How could we compute the rank of an elliptic curve? I looked for a methodology in my book, but I didn't find anything. Could you give me a hint?
I want to find the rank of the curve $Y^2=X^3+p^2X$ with $p \equiv 5 \pmod 8$.
EDIT:
$$E|_{\mathbb{Q}}: y^2=x^3+p^2x \ \ \ \ \ \ \ \ \ \ a=0, b=p^2$$ $$\overline{E}|_{\mathbb{Q}}: y^2=x^3-4p^2x \ \ \ \ \ \ -2a=0, a^2-4ab=-4p^2$$ $$\Gamma:E(\mathbb{Q})$$ $$\overline{\Gamma}:\overline{E}(\mathbb{Q})$$ $$r=rang(E(\mathbb{Q}))$$ $$2^r=\frac{|\alpha\Gamma||\overline{\alpha} \overline{\Gamma}|}{4}$$
From Tate theorem, we have: $$\alpha\Gamma=\{ \mathbb{Q}^{{\star}^{2}}, b\mathbb{Q}^{{\star}^{2}}\} \cup \{ b_1 \mathbb{Q}^{{\star}^{2}}, \text{ where } b1 \mid b, b=b_1b_2 \text{ and } z^2=b_1x^4+ax^2y^2+b_2y^4 \text{ has a solution in } \mathbb{Z} \text{ with } xy \neq 0\}$$
Since $b=p^2, b_1$ can be the following: $\pm 1, \pm p, \pm p^2$, but since $\pm p^2= \pm 1 \pmod { \mathbb{Q}^{\star^2}}$, $b_1=\pm 1, \pm p$, so we have to check if the following equations are solvable in $\mathbb{Z}$:
$$z^2=x^4+p^2y^4$$ $$z^2=-x^4-p^2y^4$$ $$z^2=px^4+py^4$$ $$z^2=-px^4-py^4$$
The equations are not solvable in $\mathbb{Z}$ so $\alpha \Gamma=\{ \mathbb{Q}^{{\star}^{2}}, p^2\mathbb{Q}^{{\star}^{2}} \}=\{ \mathbb{Q}^{{\star}^{2}} \} \Rightarrow |\alpha \Gamma|=1$
$$\overline{b_1} \mid \overline{b}$$
For $\overline{b_1}$ there are the following possible values $\pm 1, \pm 2, \pm 4, \pm p, \pm p^2, \pm 2p, \pm 4p, \pm 2p^2, \pm 4p^2$.

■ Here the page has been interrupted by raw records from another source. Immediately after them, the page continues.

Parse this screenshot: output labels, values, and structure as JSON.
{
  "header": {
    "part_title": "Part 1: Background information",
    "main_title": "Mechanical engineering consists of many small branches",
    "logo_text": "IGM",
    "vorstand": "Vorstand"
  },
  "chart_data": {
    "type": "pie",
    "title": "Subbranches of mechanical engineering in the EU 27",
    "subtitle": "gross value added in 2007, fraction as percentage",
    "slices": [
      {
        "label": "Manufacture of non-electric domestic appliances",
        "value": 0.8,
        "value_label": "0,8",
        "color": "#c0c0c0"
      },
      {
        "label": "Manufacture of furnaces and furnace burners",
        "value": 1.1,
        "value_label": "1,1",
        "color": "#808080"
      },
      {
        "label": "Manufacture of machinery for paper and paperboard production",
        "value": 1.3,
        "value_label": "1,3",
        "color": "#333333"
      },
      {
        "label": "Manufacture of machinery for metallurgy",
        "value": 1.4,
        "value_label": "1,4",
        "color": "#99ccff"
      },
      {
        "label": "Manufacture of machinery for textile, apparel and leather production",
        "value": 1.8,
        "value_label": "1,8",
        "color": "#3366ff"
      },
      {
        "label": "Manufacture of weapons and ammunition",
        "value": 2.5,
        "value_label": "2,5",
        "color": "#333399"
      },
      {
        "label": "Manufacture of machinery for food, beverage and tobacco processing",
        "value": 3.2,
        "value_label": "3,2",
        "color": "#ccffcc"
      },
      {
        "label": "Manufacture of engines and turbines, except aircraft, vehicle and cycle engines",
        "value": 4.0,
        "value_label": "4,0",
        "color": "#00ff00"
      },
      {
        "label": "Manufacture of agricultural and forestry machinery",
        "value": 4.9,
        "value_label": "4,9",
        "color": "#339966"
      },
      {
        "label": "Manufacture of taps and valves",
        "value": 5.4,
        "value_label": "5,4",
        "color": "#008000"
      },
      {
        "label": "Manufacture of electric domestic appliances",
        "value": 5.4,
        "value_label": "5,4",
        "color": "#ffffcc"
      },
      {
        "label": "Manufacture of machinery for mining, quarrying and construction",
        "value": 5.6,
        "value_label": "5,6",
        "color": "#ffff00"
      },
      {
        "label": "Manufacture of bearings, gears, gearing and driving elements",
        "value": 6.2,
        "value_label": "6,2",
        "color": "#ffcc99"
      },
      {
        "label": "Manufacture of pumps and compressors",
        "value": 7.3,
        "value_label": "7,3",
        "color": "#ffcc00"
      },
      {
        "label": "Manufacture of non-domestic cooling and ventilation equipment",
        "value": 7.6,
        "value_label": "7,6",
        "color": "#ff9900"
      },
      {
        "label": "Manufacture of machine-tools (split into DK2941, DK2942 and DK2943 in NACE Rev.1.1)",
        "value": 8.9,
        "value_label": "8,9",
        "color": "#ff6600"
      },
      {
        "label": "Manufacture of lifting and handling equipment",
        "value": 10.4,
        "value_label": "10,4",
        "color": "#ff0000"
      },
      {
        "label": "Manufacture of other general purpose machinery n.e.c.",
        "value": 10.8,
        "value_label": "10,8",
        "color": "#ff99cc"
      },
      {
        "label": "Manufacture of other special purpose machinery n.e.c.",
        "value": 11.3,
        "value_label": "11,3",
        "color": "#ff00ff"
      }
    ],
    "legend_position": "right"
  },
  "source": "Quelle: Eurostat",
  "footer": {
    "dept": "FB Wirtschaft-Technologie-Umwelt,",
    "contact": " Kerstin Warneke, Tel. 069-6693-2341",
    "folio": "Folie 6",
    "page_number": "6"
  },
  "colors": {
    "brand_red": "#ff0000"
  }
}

But since $\pm 4 = \pm 1 \pmod {\mathbb{Q}^{\star ^2}}, \\ p^2 = \pm 1 \pmod {\mathbb{Q}^{\star ^2}}, \\ 4p = \pm 2p \pmod {\mathbb{Q}^{\star ^2}}, \\ 2p^2 = \pm 2p \pmod {\mathbb{Q}^{\star ^2}}, \\ 4p^2 = \pm 1 \pmod {\mathbb{Q}^{\star ^2}}$
$b_1 \ : \ \pm 1, \pm 2, \pm p, \pm 2p$
So, we have to check if the following equations have a solution in $\mathbb{Z}$ with $xy \neq 0$:
$$\\z^2=x^4-4p^2y^4\\z^2=-x^4+4p^2y^4\\z^2=2x^4-2p^2y^4\\z^2=-2x^4+2p^2y^4\\z^2=px^4-4py^4\\z^2=-px^4+4py^4\\ z^2=2px^4-2py^4\\z^2=-2px^4+2py^4$$
I think that the only two equations that have a solution in $\mathbb{Z}$ with $x \cdot y \neq 0$ are these: $z^2=2px^4-2py^4$ and $z^2=-2px^4+2py^4$.
Am I right?
So, $\overline{\alpha} \overline{\Gamma}=\{ \mathbb{Q}^{{\star}^{2}} , -4p^2 \mathbb{Q}^{{\star}^{2}}, 2p \mathbb{Q}^{{\star}^{2}}, -2p \mathbb{Q}^{{\star}^{2}} \} = \{ \mathbb{Q}^{{\star}^{2}} , -\mathbb{Q}^{{\star}^{2}}, 2p \mathbb{Q}^{{\star}^{2}}, -2p \mathbb{Q}^{{\star}^{2}} \} \Rightarrow |\overline{\alpha} \overline{\Gamma}|=4$
Therefore:
$$2^r=\frac{1 \cdot 4}{4}=1 \Rightarrow r=0$$
Have I done something wrong?
As far as I know, there is no general algorithm to compute the rank of an elliptic curve. It is linked to the Conjecture of Swinnerton-Dyer, one of the ‘Problems of the Millenium’. If you can read french, you can look at this popularisation paper.